Discrimination is the resolution of the measurement system to detect small changes in parts.
Recommended discrimination : 1/10 of 6 times of the measurement standard deviation.
” Number of distinct categories ” will give you this measurement. Generally it has to be more than four or five to have adequate discrimination.
regards
joe
You can perofrm this in Minitab or JMP and see the number of distinct categories (ndc). The idela is that it should be >4.
Hi Jim
You multiply by 1.41, not 1.14. Typo?
Yep, typo. I hate it when I do that!
Hi Jim,
I tried to reply to your e-mail but it bounced back. Do you have an alternate?
OOPS! I meant the TO line, not the subject line.
No alternate.
That happens to most people because they spell my last name wrong.
Copy and paste j.shelor@verizon.net into the subject line of the message.

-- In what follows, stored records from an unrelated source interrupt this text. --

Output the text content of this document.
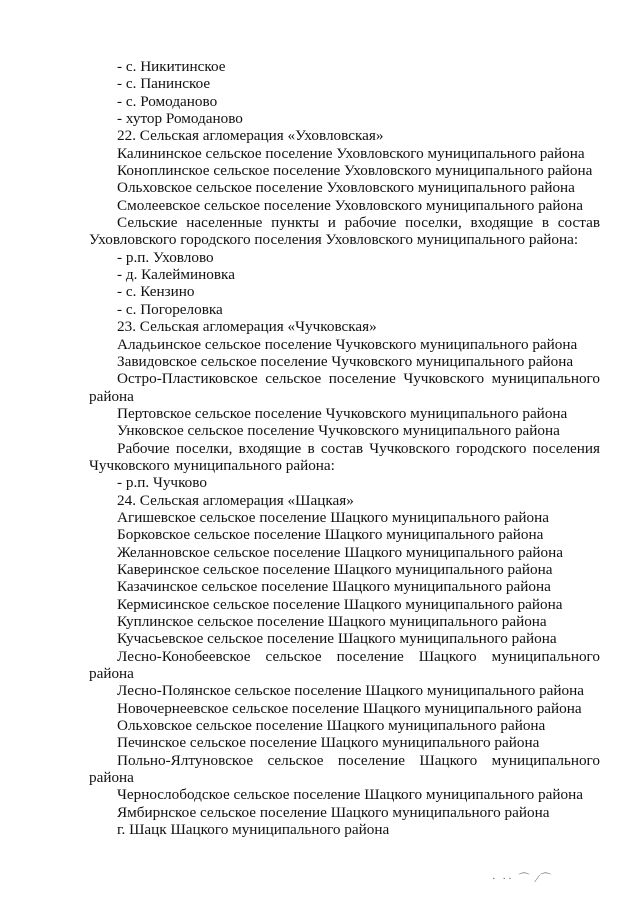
- с. Никитинское
- с. Панинское
- с. Ромоданово
- хутор Ромоданово
22. Сельская агломерация «Уховловская»
Калининское сельское поселение Уховловского муниципального района
Коноплинское сельское поселение Уховловского муниципального района
Ольховское сельское поселение Уховловского муниципального района
Смолеевское сельское поселение Уховловского муниципального района
Сельские населенные пункты и рабочие поселки, входящие в состав
Уховловского городского поселения Уховловского муниципального района:
- р.п. Уховлово
- д. Калейминовка
- с. Кензино
- с. Погореловка
23. Сельская агломерация «Чучковская»
Аладьинское сельское поселение Чучковского муниципального района
Завидовское сельское поселение Чучковского муниципального района
Остро-Пластиковское сельское поселение Чучковского муниципального
района
Пертовское сельское поселение Чучковского муниципального района
Унковское сельское поселение Чучковского муниципального района
Рабочие поселки, входящие в состав Чучковского городского поселения
Чучковского муниципального района:
- р.п. Чучково
24. Сельская агломерация «Шацкая»
Агишевское сельское поселение Шацкого муниципального района
Борковское сельское поселение Шацкого муниципального района
Желанновское сельское поселение Шацкого муниципального района
Каверинское сельское поселение Шацкого муниципального района
Казачинское сельское поселение Шацкого муниципального района
Кермисинское сельское поселение Шацкого муниципального района
Куплинское сельское поселение Шацкого муниципального района
Кучасьевское сельское поселение Шацкого муниципального района
Лесно-Конобеевское сельское поселение Шацкого муниципального
района
Лесно-Полянское сельское поселение Шацкого муниципального района
Новочернеевское сельское поселение Шацкого муниципального района
Ольховское сельское поселение Шацкого муниципального района
Печинское сельское поселение Шацкого муниципального района
Польно-Ялтуновское сельское поселение Шацкого муниципального
района
Чернослободское сельское поселение Шацкого муниципального района
Ямбирнское сельское поселение Шацкого муниципального района
г. Шацк Шацкого муниципального района
· ·· ⌒ ⁄⌒
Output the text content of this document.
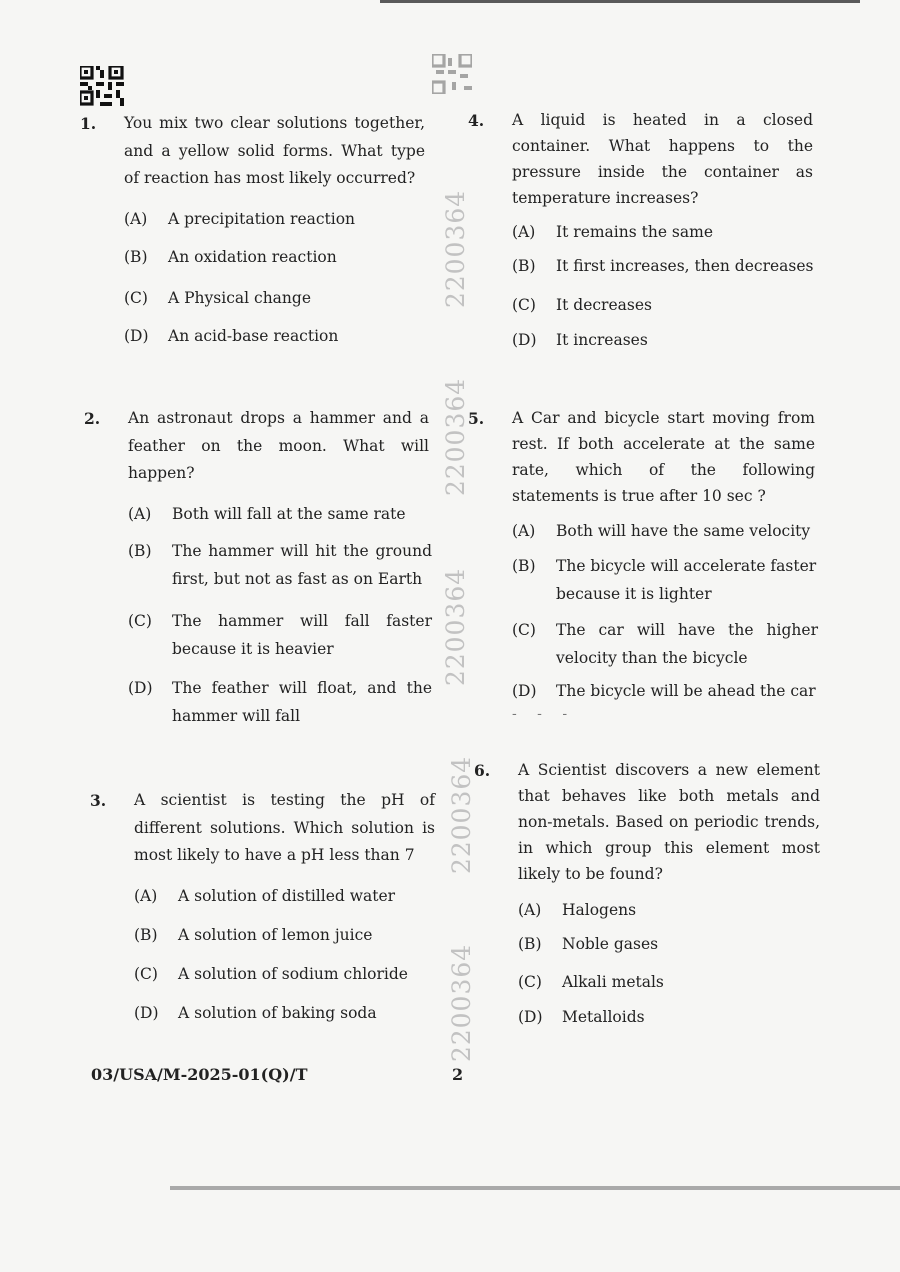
2200364
2200364
2200364
2200364
2200364
1. You mix two clear solutions together, and a yellow solid forms. What type of reaction has most likely occurred?
(A) A precipitation reaction
(B) An oxidation reaction
(C) A Physical change
(D) An acid-base reaction
2. An astronaut drops a hammer and a feather on the moon. What will happen?
(A) Both will fall at the same rate
(B) The hammer will hit the ground first, but not as fast as on Earth
(C) The hammer will fall faster because it is heavier
(D) The feather will float, and the hammer will fall
3. A scientist is testing the pH of different solutions. Which solution is most likely to have a pH less than 7
(A) A solution of distilled water
(B) A solution of lemon juice
(C) A solution of sodium chloride
(D) A solution of baking soda
4. A liquid is heated in a closed container. What happens to the pressure inside the container as temperature increases?
(A) It remains the same
(B) It first increases, then decreases
(C) It decreases
(D) It increases
5. A Car and bicycle start moving from rest. If both accelerate at the same rate, which of the following statements is true after 10 sec ?
(A) Both will have the same velocity
(B) The bicycle will accelerate faster because it is lighter
(C) The car will have the higher velocity than the bicycle
(D) The bicycle will be ahead the car
- - -
6. A Scientist discovers a new element that behaves like both metals and non-metals. Based on periodic trends, in which group this element most likely to be found?
(A) Halogens
(B) Noble gases
(C) Alkali metals
(D) Metalloids
03/USA/M-2025-01(Q)/T	2
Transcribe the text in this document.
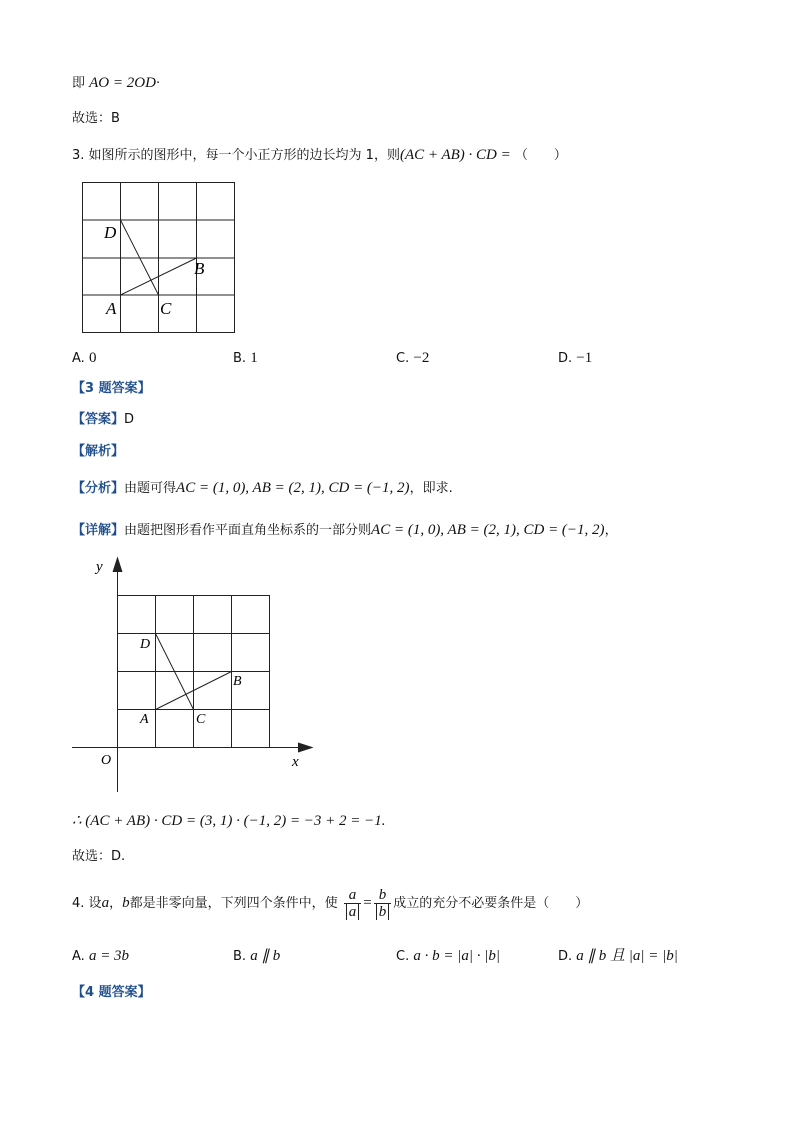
即 AO = 2OD·
故选：B
3. 如图所示的图形中，每一个小正方形的边长均为 1，则(AC + AB) · CD = （　　）
D
B
A	C
A. 0	B. 1	C. −2	D. −1
【3 题答案】
【答案】D
【解析】
【分析】由题可得AC = (1, 0), AB = (2, 1), CD = (−1, 2)，即求.
【详解】由题把图形看作平面直角坐标系的一部分则AC = (1, 0), AB = (2, 1), CD = (−1, 2)，
y
x
O
D
B
A	C
∴ (AC + AB) · CD = (3, 1) · (−1, 2) = −3 + 2 = −1.
故选：D.
4. 设a，b都是非零向量，下列四个条件中，使 $\frac{a}{a} = \frac{b}{b}$ 成立的充分不必要条件是（　　）
A. a = 3b	B. a ∥ b	C. a · b = |a| · |b|	D. a ∥ b 且 |a| = |b|
【4 题答案】
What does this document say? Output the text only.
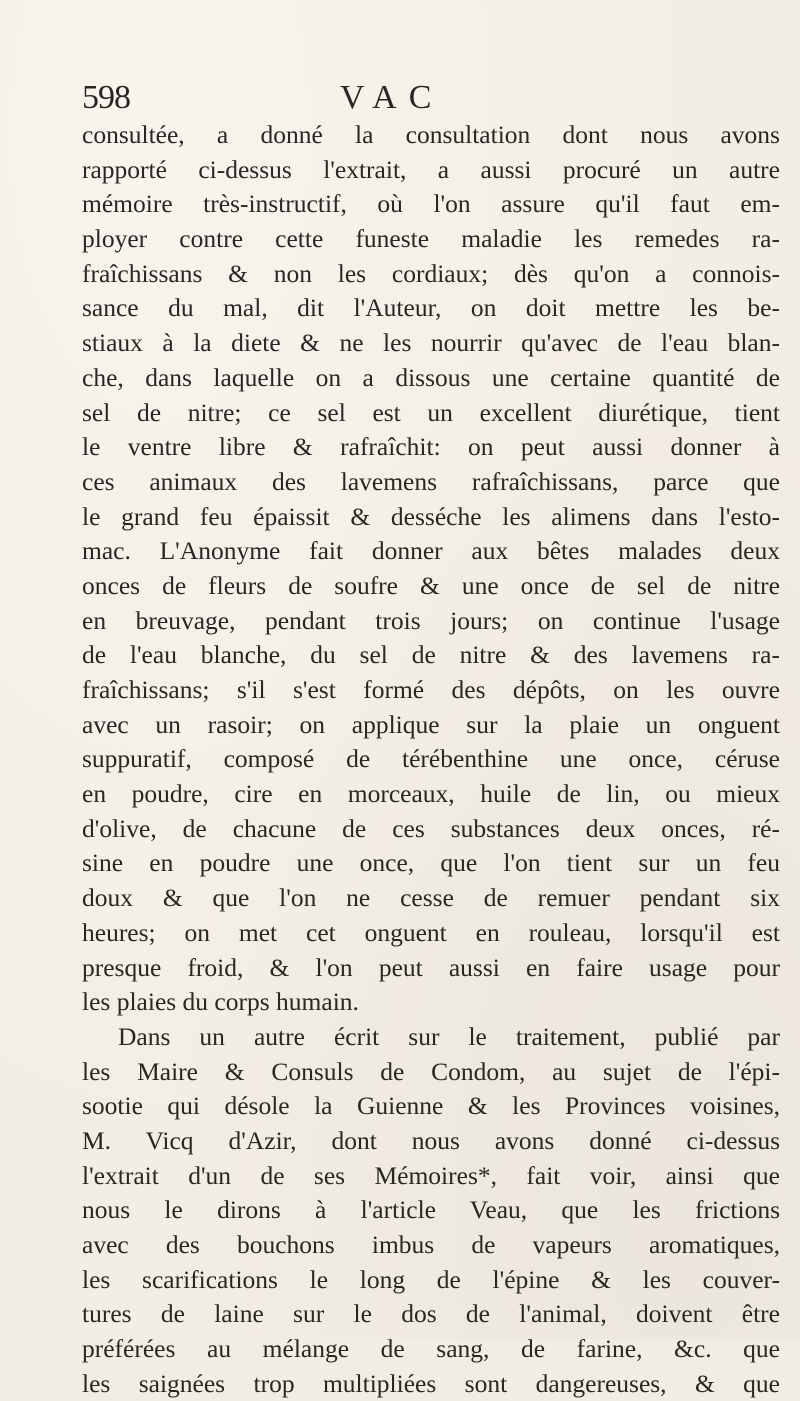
598	VAC
consultée, a donné la consultation dont nous avons
rapporté ci-dessus l'extrait, a aussi procuré un autre
mémoire très-instructif, où l'on assure qu'il faut em-
ployer contre cette funeste maladie les remedes ra-
fraîchissans & non les cordiaux; dès qu'on a connois-
sance du mal, dit l'Auteur, on doit mettre les be-
stiaux à la diete & ne les nourrir qu'avec de l'eau blan-
che, dans laquelle on a dissous une certaine quantité de
sel de nitre; ce sel est un excellent diurétique, tient
le ventre libre & rafraîchit: on peut aussi donner à
ces animaux des lavemens rafraîchissans, parce que
le grand feu épaissit & desséche les alimens dans l'esto-
mac. L'Anonyme fait donner aux bêtes malades deux
onces de fleurs de soufre & une once de sel de nitre
en breuvage, pendant trois jours; on continue l'usage
de l'eau blanche, du sel de nitre & des lavemens ra-
fraîchissans; s'il s'est formé des dépôts, on les ouvre
avec un rasoir; on applique sur la plaie un onguent
suppuratif, composé de térébenthine une once, cérusе
en poudre, cire en morceaux, huile de lin, ou mieux
d'olive, de chacune de ces substances deux onces, ré-
sine en poudre une once, que l'on tient sur un feu
doux & que l'on ne cesse de remuer pendant six
heures; on met cet onguent en rouleau, lorsqu'il est
presque froid, & l'on peut aussi en faire usage pour
les plaies du corps humain.
Dans un autre écrit sur le traitement, publié par
les Maire & Consuls de Condom, au sujet de l'épi-
sootie qui désole la Guienne & les Provinces voisines,
M. Vicq d'Azir, dont nous avons donné ci-dessus
l'extrait d'un de ses Mémoires*, fait voir, ainsi que
nous le dirons à l'article Veau, que les frictions
avec des bouchons imbus de vapeurs aromatiques,
les scarifications le long de l'épine & les couver-
tures de laine sur le dos de l'animal, doivent être
préférées au mélange de sang, de farine, &c. que
les saignées trop multipliées sont dangereuses, & que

You can use a technique called an ISOPLOT which is a special type of regression analysis (Scatter Diagram). This is a technique developed by the late Dorian Shainin and is an excellent tool.
The Discrimination is figured by determining the Product Variation and dividing it by the Measurement Variation. One must acheive 6 or greater. 10 is best.
ISOPLOT is a crappy tool. Use real math.
The plot is a good way to visualize a problem, but not to analyze a problem.
People using Shainin tools are stuck in the 1970’s.
Heay maaaan,
that ISOPLOT… It’s really groovy maaaaan.
maaaan, I’ve got the munchies
peace.
hbgb b^2,
If you get some time could you give me a call tomorrow?
Regards
The Isoplot works fine for me and our processes despite your ignorant comments.
and your solution is? I noticed you criticize often but have no solutions. Please entertain us with your answer to the discrimination issue.
Hi Jim. I understand your response on discrimination but am wondering why multiply by 1.14? Thanks, bob
Bob,
There are two errors in my original post. I said:
You perform the MSA, and you divide the sigma (parts) by the sigma (gage) and multiply by 1.14, then truncate the answer to an integer.
That sentence should have said:
You perform the MSA, and you divide the sigma (parts) by the sigma (measurement) and multiply by 1.41, then truncate the answer to an integer.
I do not know where the 1.41 comes from, but now that you asked, I am going to have to do a little study to see if I can find out. It seems like we are picking up a sqrt(2) from somewhere.
Regards,
Jim Shelor
It should be 6
Bob,
The link below will take you to the derivation of the NDC equation.
http://www.minitab.com/support/docs/Answers/Root2.pdf
It shows where the 1.41 comes from.
I hope this helps.
Jim Shelor
Go read Wheeler’s evaluating the measurement system – it will explain it all.
Thanks much, your response was very helpful. bob
Thanks, I will check it out. I got another posting with a web site also. bob
Excellent Elaboration
The forum ‘General’ is closed to new topics and replies.